Justice delayed is justice denied.  A common moan of anyone who has ever been involved in a legal dispute (outside of small claims court) that actually made it to trial.  In Indiana it is becoming a fact of litigation that an issue presented to the lawyer today has little chance of being resolved through trial for nearly a year from today.

The question is why?  First, going to trial is expensive.  It is common to experience fees of $3,000 per day to each day of court time, and then incur at least $3,000 per day for every day of preparation for trial for which there is at least a one-to-one ratio.  Consequently, a two-day bench trial could easily cost $12,000 in fees for the trial phase.  Add to that the initiation phase and the discovery phase of the litigation and the costs grow quickly.

Second, in trial, the lawyer is no longer in control of the process.  Therefore, he can no longer protect his client from an adverse outcome.  The lawyer’s job is to get the best result for his client given the facts and circumstances.  Sometimes, the best result occurs outside of the courtroom.

Third, despite how claims or issues are presented by the client to the attorney, inevitably, facts arise which tarnish the shine on a good case or defense, and lead the case into the dark of the uncertainty.  This requires the case to be pursued until the lawyer achieves a level of comfort where he understands the relative risks versus the relative rewards of the case.

Fourth, sometimes cases that come to the lawyer are energized by the emotion of the moment.  If the lawyer grasps this, he does his client a real service by letting time pass, deflating the emotion, and then revisiting the case when calmer heads are involved.

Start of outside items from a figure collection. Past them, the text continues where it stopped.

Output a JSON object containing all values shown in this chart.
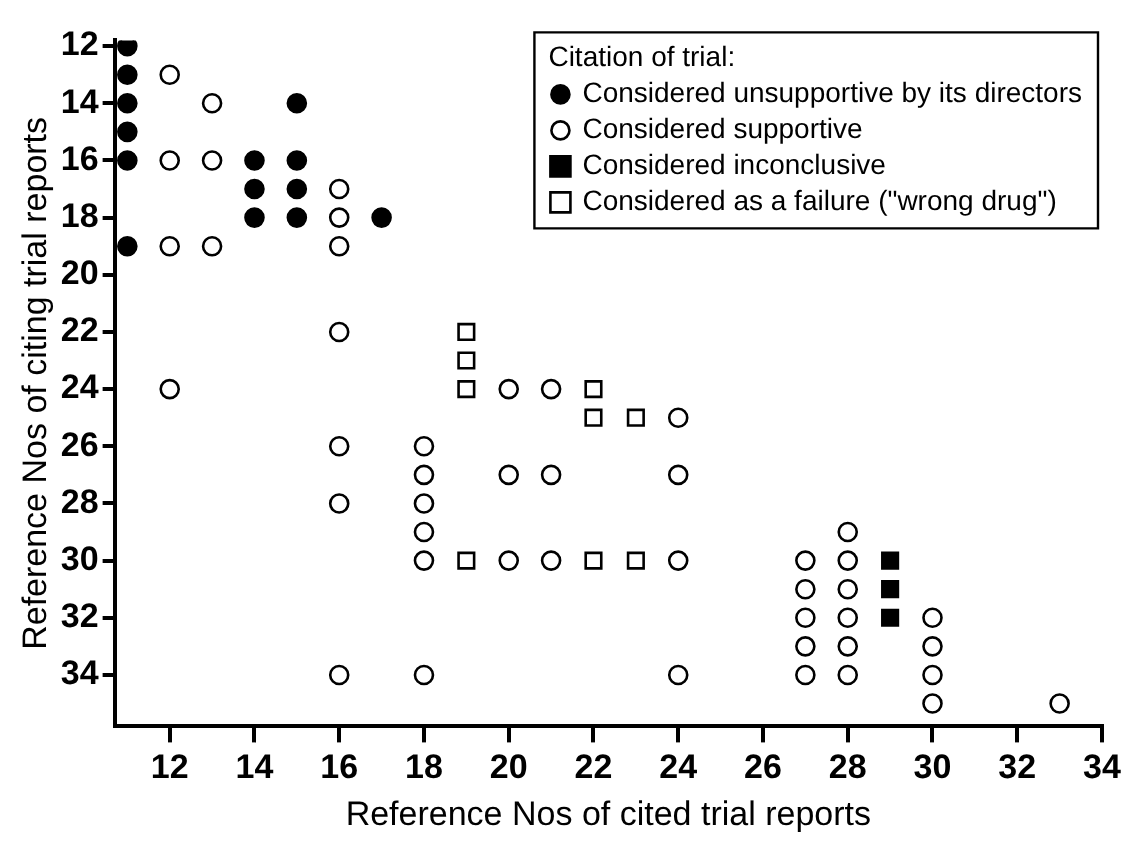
{
  "chart_data": {
    "type": "scatter",
    "xlabel": "Reference Nos of cited trial reports",
    "ylabel": "Reference Nos of citing trial reports",
    "legend_title": "Citation of trial:",
    "legend": "top right",
    "grid": false,
    "xlim": [
      10.7,
      34
    ],
    "xticks": [
      12,
      14,
      16,
      18,
      20,
      22,
      24,
      26,
      28,
      30,
      32,
      34
    ],
    "ylim": [
      35.8,
      11.8
    ],
    "yticks": [
      12,
      14,
      16,
      18,
      20,
      22,
      24,
      26,
      28,
      30,
      32,
      34
    ],
    "series": [
      {
        "name": "Considered unsupportive by its directors",
        "color": "#000000",
        "marker": "circle",
        "x": [
          11,
          11,
          11,
          11,
          11,
          11,
          14,
          14,
          14,
          15,
          15,
          15,
          15,
          17
        ],
        "values": [
          12,
          13,
          14,
          15,
          16,
          19,
          16,
          17,
          18,
          14,
          16,
          17,
          18,
          18
        ]
      },
      {
        "name": "Considered supportive",
        "color": "#ffffff",
        "marker": "circle",
        "x": [
          12,
          12,
          12,
          12,
          13,
          13,
          13,
          16,
          16,
          16,
          16,
          16,
          16,
          16,
          18,
          18,
          18,
          18,
          18,
          18,
          20,
          20,
          20,
          21,
          21,
          21,
          24,
          24,
          24,
          24,
          27,
          27,
          27,
          27,
          27,
          28,
          28,
          28,
          28,
          28,
          28,
          30,
          30,
          30,
          30,
          33
        ],
        "values": [
          13,
          16,
          19,
          24,
          14,
          16,
          19,
          17,
          18,
          19,
          22,
          26,
          28,
          34,
          26,
          27,
          28,
          29,
          30,
          34,
          24,
          27,
          30,
          24,
          27,
          30,
          25,
          27,
          30,
          34,
          30,
          31,
          32,
          33,
          34,
          29,
          30,
          31,
          32,
          33,
          34,
          32,
          33,
          34,
          35,
          35
        ]
      },
      {
        "name": "Considered inconclusive",
        "color": "#000000",
        "marker": "square",
        "x": [
          29,
          29,
          29
        ],
        "values": [
          30,
          31,
          32
        ]
      },
      {
        "name": "Considered as a failure (\"wrong drug\")",
        "color": "#ffffff",
        "marker": "square",
        "x": [
          19,
          19,
          19,
          22,
          22,
          23,
          19,
          22,
          23
        ],
        "values": [
          22,
          23,
          24,
          24,
          25,
          25,
          30,
          30,
          30
        ]
      }
    ]
  }
}
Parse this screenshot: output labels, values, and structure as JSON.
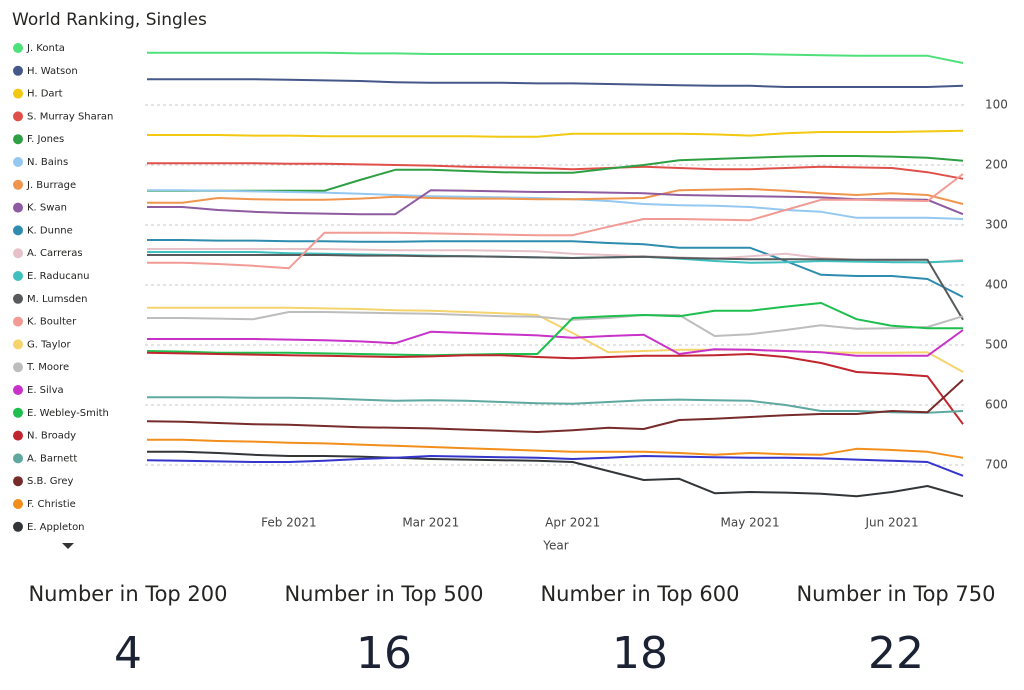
{
  "chart_data": {
    "type": "line",
    "title": "World Ranking, Singles",
    "x_label": "Year",
    "categories": [
      null,
      null,
      null,
      null,
      "Feb 2021",
      null,
      null,
      null,
      "Mar 2021",
      null,
      null,
      null,
      "Apr 2021",
      null,
      null,
      null,
      null,
      "May 2021",
      null,
      null,
      null,
      "Jun 2021",
      null,
      null
    ],
    "ylim": [
      0,
      770
    ],
    "y_reversed": true,
    "yticks": [
      100,
      200,
      300,
      400,
      500,
      600,
      700
    ],
    "grid": true,
    "legend": "left",
    "series": [
      {
        "name": "J. Konta",
        "color": "#4ee07a",
        "values": [
          13,
          13,
          13,
          13,
          13,
          13,
          14,
          14,
          15,
          15,
          15,
          15,
          15,
          15,
          15,
          15,
          15,
          15,
          16,
          17,
          18,
          18,
          18,
          30
        ]
      },
      {
        "name": "H. Watson",
        "color": "#46588a",
        "values": [
          57,
          57,
          57,
          57,
          58,
          59,
          60,
          62,
          63,
          63,
          63,
          64,
          64,
          65,
          66,
          67,
          68,
          68,
          70,
          70,
          70,
          70,
          70,
          68
        ]
      },
      {
        "name": "H. Dart",
        "color": "#f2c811",
        "values": [
          150,
          150,
          150,
          151,
          151,
          152,
          152,
          152,
          152,
          152,
          153,
          153,
          148,
          148,
          148,
          148,
          149,
          151,
          147,
          145,
          145,
          145,
          144,
          143
        ]
      },
      {
        "name": "S. Murray Sharan",
        "color": "#e0504a",
        "values": [
          197,
          197,
          197,
          197,
          198,
          198,
          199,
          200,
          201,
          203,
          204,
          205,
          207,
          205,
          203,
          205,
          207,
          207,
          205,
          203,
          204,
          205,
          212,
          223
        ]
      },
      {
        "name": "F. Jones",
        "color": "#2ea043",
        "values": [
          243,
          243,
          243,
          243,
          243,
          243,
          225,
          208,
          208,
          210,
          212,
          213,
          213,
          206,
          200,
          192,
          190,
          188,
          186,
          185,
          185,
          186,
          188,
          193
        ]
      },
      {
        "name": "N. Bains",
        "color": "#94c8f0",
        "values": [
          242,
          242,
          243,
          244,
          245,
          246,
          248,
          250,
          252,
          253,
          254,
          255,
          257,
          260,
          265,
          267,
          268,
          270,
          275,
          278,
          288,
          288,
          288,
          290
        ]
      },
      {
        "name": "J. Burrage",
        "color": "#f0954e",
        "values": [
          263,
          263,
          255,
          257,
          258,
          258,
          256,
          253,
          255,
          256,
          256,
          257,
          257,
          256,
          255,
          242,
          241,
          240,
          243,
          247,
          250,
          247,
          250,
          265
        ]
      },
      {
        "name": "K. Swan",
        "color": "#8e5ba0",
        "values": [
          270,
          270,
          275,
          278,
          280,
          281,
          282,
          282,
          242,
          243,
          244,
          245,
          245,
          246,
          247,
          250,
          251,
          252,
          253,
          254,
          257,
          257,
          258,
          282
        ]
      },
      {
        "name": "K. Dunne",
        "color": "#2e8cae",
        "values": [
          325,
          325,
          326,
          326,
          327,
          327,
          328,
          328,
          327,
          327,
          327,
          327,
          327,
          330,
          332,
          338,
          338,
          338,
          360,
          383,
          385,
          385,
          390,
          420
        ]
      },
      {
        "name": "A. Carreras",
        "color": "#e6c2c8",
        "values": [
          340,
          340,
          340,
          340,
          340,
          340,
          341,
          342,
          342,
          342,
          343,
          344,
          348,
          350,
          352,
          354,
          356,
          352,
          348,
          355,
          358,
          360,
          363,
          358
        ]
      },
      {
        "name": "E. Raducanu",
        "color": "#3fbfbd",
        "values": [
          345,
          345,
          345,
          345,
          347,
          348,
          349,
          350,
          351,
          352,
          353,
          354,
          355,
          354,
          353,
          356,
          360,
          363,
          362,
          360,
          361,
          362,
          362,
          360
        ]
      },
      {
        "name": "M. Lumsden",
        "color": "#565a5c",
        "values": [
          350,
          350,
          350,
          350,
          350,
          350,
          351,
          351,
          352,
          352,
          353,
          354,
          355,
          354,
          353,
          355,
          356,
          357,
          357,
          357,
          358,
          358,
          358,
          458
        ]
      },
      {
        "name": "K. Boulter",
        "color": "#f29a94",
        "values": [
          363,
          363,
          365,
          368,
          372,
          313,
          313,
          313,
          314,
          315,
          316,
          317,
          317,
          303,
          290,
          290,
          291,
          292,
          275,
          258,
          258,
          259,
          260,
          215
        ]
      },
      {
        "name": "G. Taylor",
        "color": "#f5d46e",
        "values": [
          438,
          438,
          438,
          438,
          438,
          439,
          440,
          442,
          443,
          445,
          447,
          450,
          480,
          512,
          510,
          508,
          508,
          508,
          510,
          512,
          513,
          513,
          512,
          545
        ]
      },
      {
        "name": "T. Moore",
        "color": "#bdbdbd",
        "values": [
          455,
          455,
          456,
          457,
          445,
          445,
          446,
          447,
          448,
          450,
          452,
          453,
          458,
          455,
          450,
          450,
          485,
          482,
          475,
          467,
          473,
          472,
          470,
          452
        ]
      },
      {
        "name": "E. Silva",
        "color": "#c832c8",
        "values": [
          490,
          490,
          490,
          490,
          491,
          492,
          494,
          497,
          478,
          480,
          482,
          484,
          488,
          485,
          483,
          515,
          507,
          508,
          510,
          512,
          518,
          518,
          518,
          475
        ]
      },
      {
        "name": "E. Webley-Smith",
        "color": "#1fbf4f",
        "values": [
          510,
          511,
          513,
          513,
          513,
          514,
          515,
          516,
          517,
          516,
          515,
          515,
          455,
          452,
          450,
          452,
          443,
          443,
          436,
          430,
          457,
          468,
          472,
          472
        ]
      },
      {
        "name": "N. Broady",
        "color": "#c0262d",
        "values": [
          513,
          514,
          515,
          516,
          517,
          518,
          519,
          520,
          519,
          517,
          517,
          520,
          522,
          520,
          518,
          518,
          517,
          515,
          520,
          530,
          545,
          548,
          552,
          632
        ]
      },
      {
        "name": "A. Barnett",
        "color": "#5ea8a0",
        "values": [
          587,
          587,
          587,
          588,
          588,
          589,
          591,
          593,
          592,
          593,
          595,
          597,
          598,
          595,
          592,
          591,
          592,
          593,
          600,
          610,
          610,
          612,
          613,
          610
        ]
      },
      {
        "name": "S.B. Grey",
        "color": "#772b2b",
        "values": [
          627,
          628,
          630,
          632,
          633,
          635,
          637,
          638,
          639,
          641,
          643,
          645,
          642,
          638,
          640,
          625,
          623,
          620,
          617,
          615,
          615,
          610,
          612,
          558
        ]
      },
      {
        "name": "F. Christie",
        "color": "#f28e1c",
        "values": [
          658,
          658,
          660,
          661,
          663,
          664,
          666,
          668,
          670,
          672,
          674,
          676,
          678,
          678,
          678,
          680,
          683,
          680,
          682,
          683,
          673,
          675,
          678,
          688
        ]
      },
      {
        "name": "E. Appleton",
        "color": "#333638",
        "values": [
          678,
          678,
          680,
          683,
          685,
          685,
          686,
          688,
          690,
          691,
          692,
          693,
          695,
          710,
          725,
          723,
          747,
          745,
          746,
          748,
          752,
          745,
          735,
          752
        ]
      },
      {
        "name": null,
        "color": "#3535cc",
        "values": [
          692,
          693,
          694,
          695,
          695,
          693,
          690,
          688,
          685,
          686,
          687,
          688,
          690,
          688,
          685,
          686,
          687,
          688,
          688,
          689,
          691,
          693,
          695,
          718
        ]
      }
    ]
  },
  "cards": [
    {
      "label": "Number in Top 200",
      "value": 4
    },
    {
      "label": "Number in Top 500",
      "value": 16
    },
    {
      "label": "Number in Top 600",
      "value": 18
    },
    {
      "label": "Number in Top 750",
      "value": 22
    }
  ]
}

In his professional service to a client, a lawyer serves the client best when he is not tilting at windmills, charging blindly at an opponent, or cavalierly pursuing principle.  Such service may pay the lawyer’s bills, but will do little to benefit the client or solve the client’s problems.

In the modern age, with the complexity of issues and the seeming instant gratification of communication through technology, perhaps a little “delay” will allow for a little less expense, yet achieve a little more justice.